Any chance to see the artist Grayson Perry in conversation is a very hot ticket indeed and an almost immediate sell out. Those of us who had the chance to see and hear him at the Yorkshire museum were among the lucky few who have had the chance to be in his presence. If that sounds a bit high flown then I apologise, but that’s how it felt. It’s not every day that you get to meet one of your heroes as I did, before the talk, after he had opened the museum for the evening. The man himself was as funny, wise and down to Earth as ever, of course. He can’t help the fact that some of his admirers become overawed.
The questions were all based around Grayson’s bear, Alan Measles, who was present on a rare outing having left his throne on the artist’s desk. One of Alan’s admirers even asked to walk down to the front and present him with a piece of writing, and she did just that, in spite of the fact that Grayson reminded her that Alan couldn’t read. Did I mention about becoming over awed? Alan is an example of what psychologists call a childhood transitional object. These can be hugely important to children and give them great support and comfort when things are difficult. For Grayson, who had a traumatic childhood, Alan was a lifeline, a place where he could “park part of me that didn’t work without a key that I had to hold onto to survive”. Alan was a talisman, a huge part of him, which allowed him to grow and create. He would commission Grayson to make Lego models and aeroplanes- allowing his creativity to flourish and develop. Looking back Grayson said that he “carried who I am now then”. As time went on and the anger associated with what happened to his owner early in life was “detoxified” his role changed and he became a guru figure. When Grayson was preparing his wonderful exhibition “The Tomb of the Unknown Craftsman at the British Museum he said that the artist that he had loved most was age, which gives things a wonderful patina, and Alan Measles is a beautiful example of that as he has become older, both wiser and more vulnerable. I found it very touching when Grayson said that he had “worked hard to get him the appreciation that he deserves over the years.” He is a bear with star quality- not every transitional object can carry the weight that is put on them as he does. They have to have it in themselves. Grayson was asked what he wanted to happen to Alan after his death and while he said that he would not mind as he would be dead, he also said that he likes to know where Alan is and it was clear that he was keeping very careful hold of him. Alan’s physical frailty is becoming a new concern as time passes.

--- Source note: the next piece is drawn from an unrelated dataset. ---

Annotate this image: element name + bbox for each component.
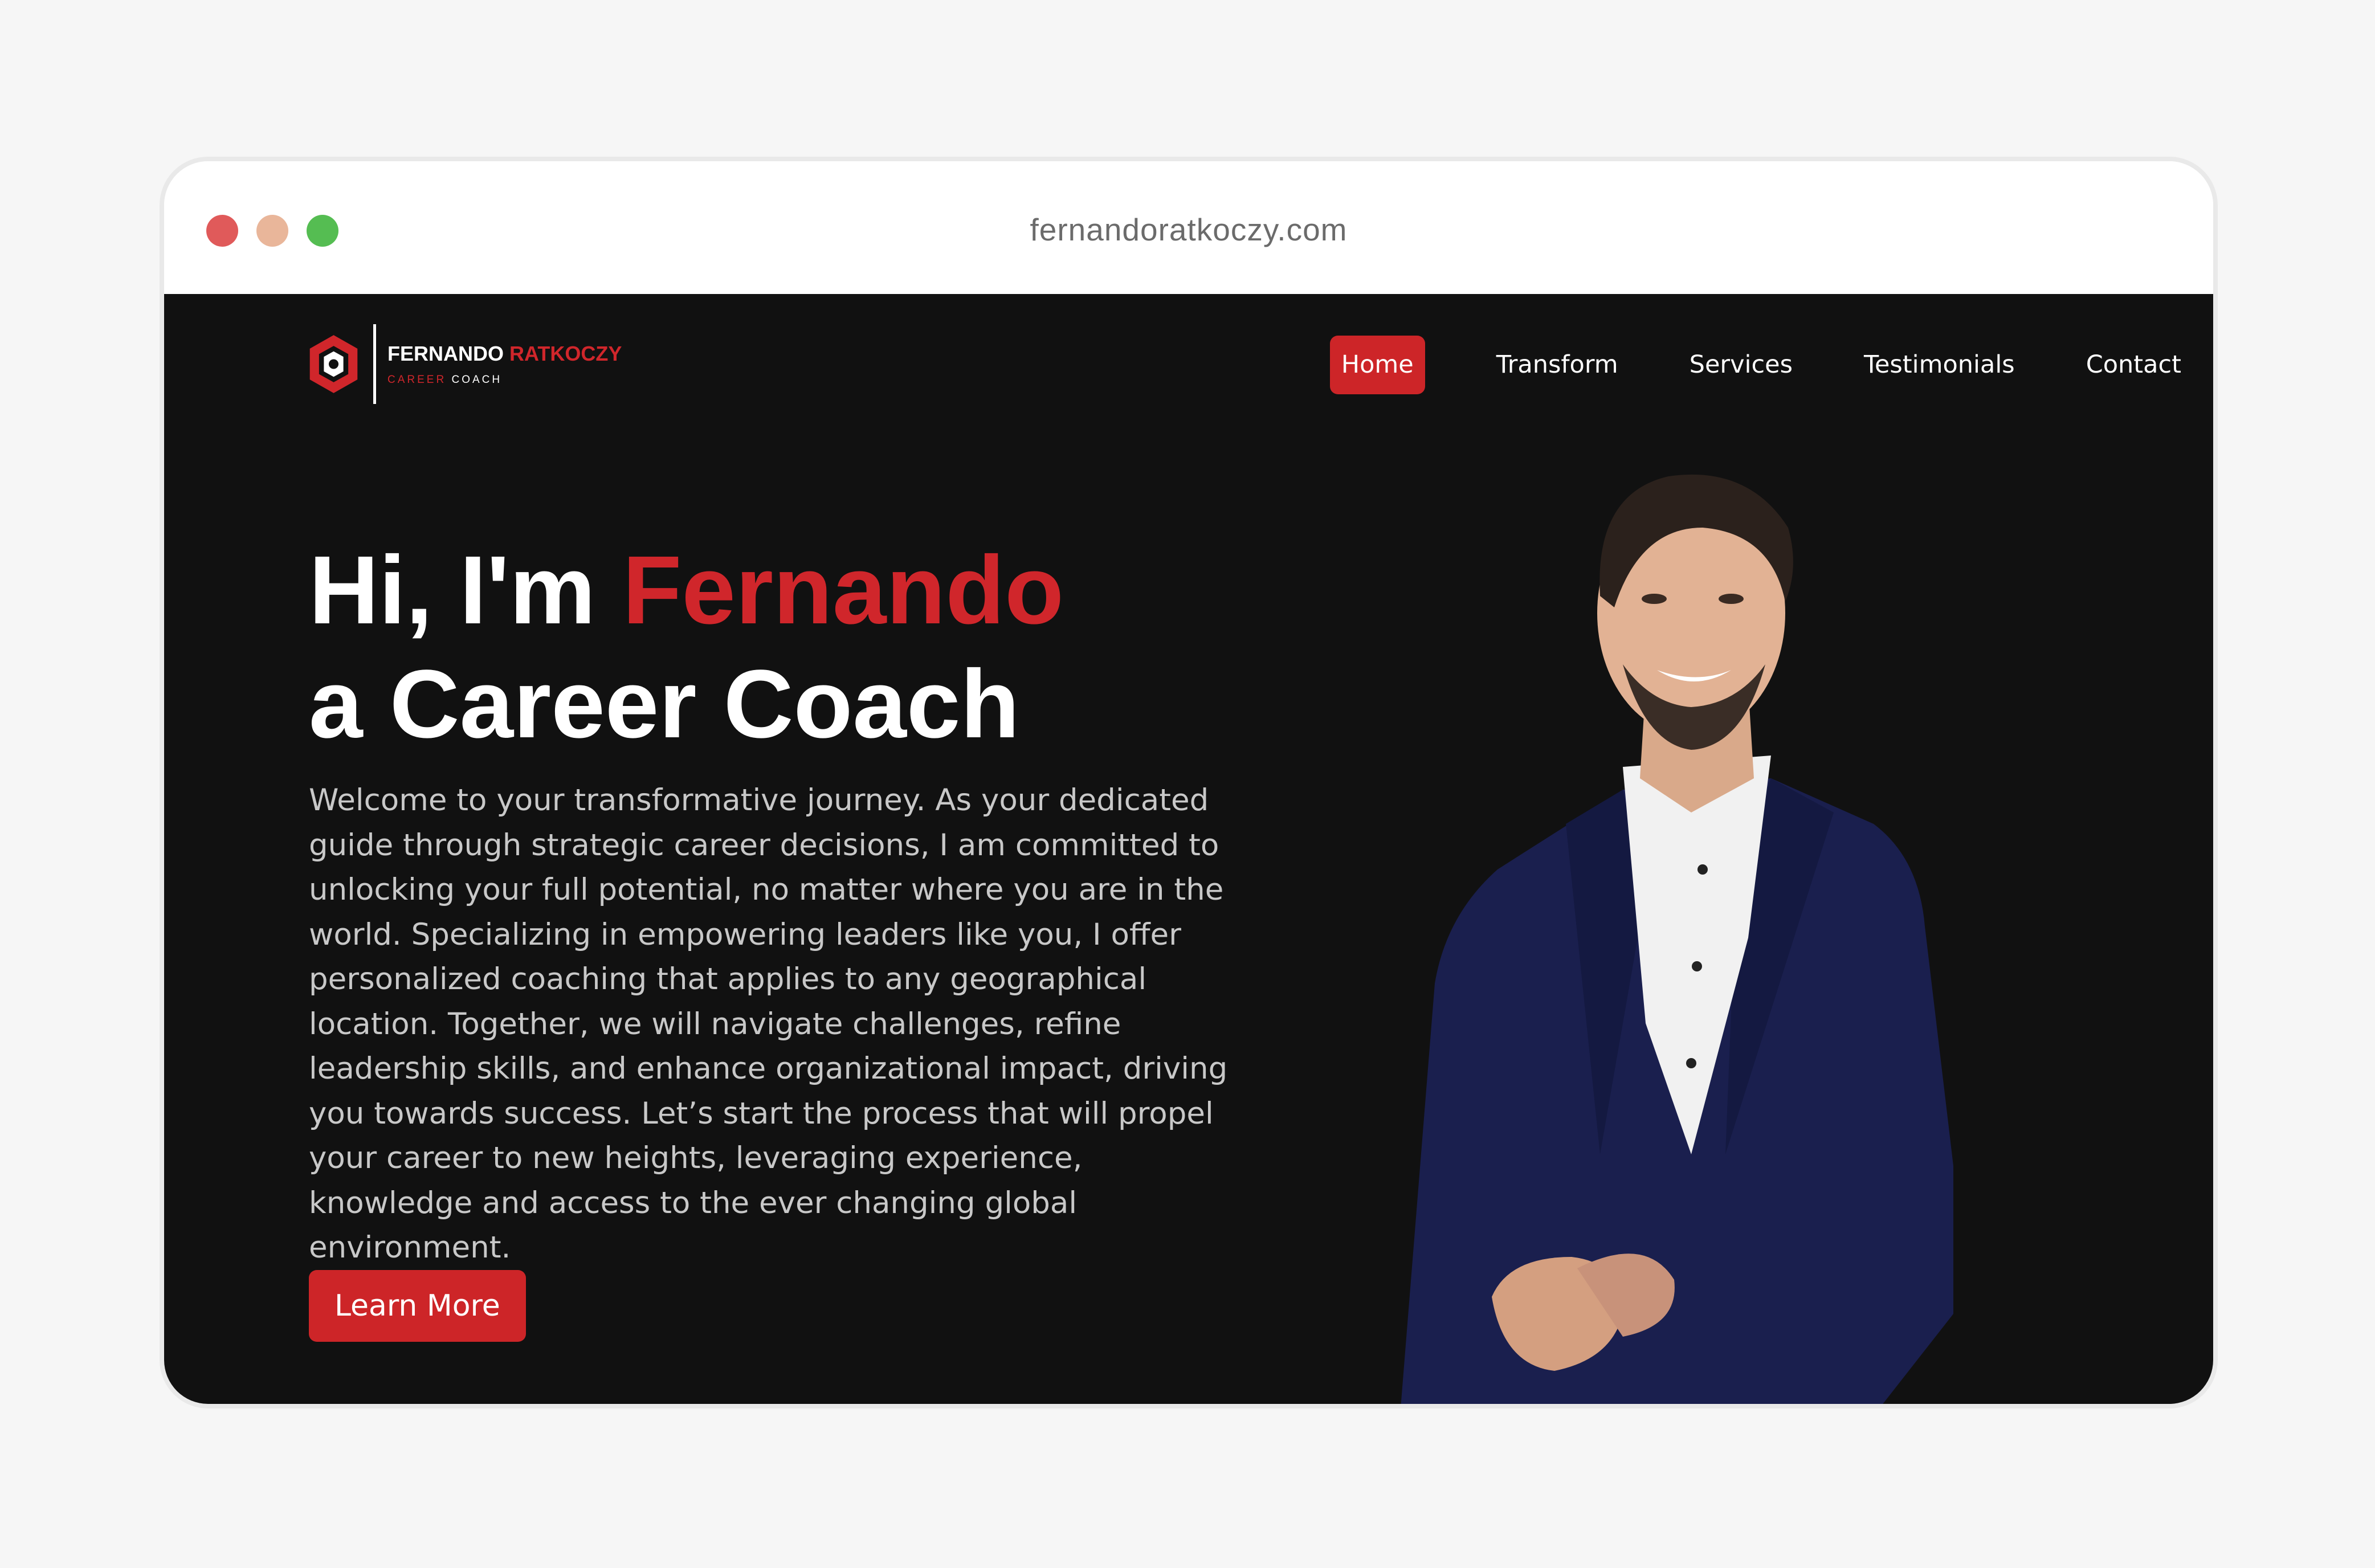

There were many more general points to think about too. I agree with Grayson that in a digital age reality has become more powerful. Pilgrimages are a powerful theme in his work, and the many people (including myself) who had been anxious for the chance of a word, or more particularly a photograph, before the talk were proof of that. He is concerned that children’s innate, private creativity is being hijacked by large corporations like Disney who have a vested interest in persuading large numbers of little girls to share the same dream. This is something else which I completely agree with. Left to themselves children’s fantasies are a great deal wilder and more original that anything that Disney could dream up in a one size fits all fantasy. Like Grayson himself I continued childhood play until much later than many children do, so this is something that I feel strongly about.
There was a fascinating insight into what it is like to try to assess a finished piece of his Art with clarity when Grayson said that what he had produced was always fighting with the image of how he hoped that it would be and all the other things in the world. He is a supreme craftsman as well as an artist. He makes work for himself- as any artist must- and if other people like it that’s great. He remains deeply serious about what he does but he is also a perfect example of the artist as court jester, challenging boundaries, bringing the past to life and giving it meaning in the present. An experimental human!
I love what Grayson Perry does, not in an intellectual arty farty way but at a deep human level. I was a solitary, imaginative only child and I understand where the roots of what he does came from. I am not in the business of worshipping Alan Measles- that would be to misunderstand completely what is going on here- but I am deeply grateful that he was there for Grayson Perry and gave us so much to wonder at in a long creative career which is by no means over yet. I have now seen both of them in person and an ambition which I never thought to achieve has been fulfilled, along with a teddy bears picnic!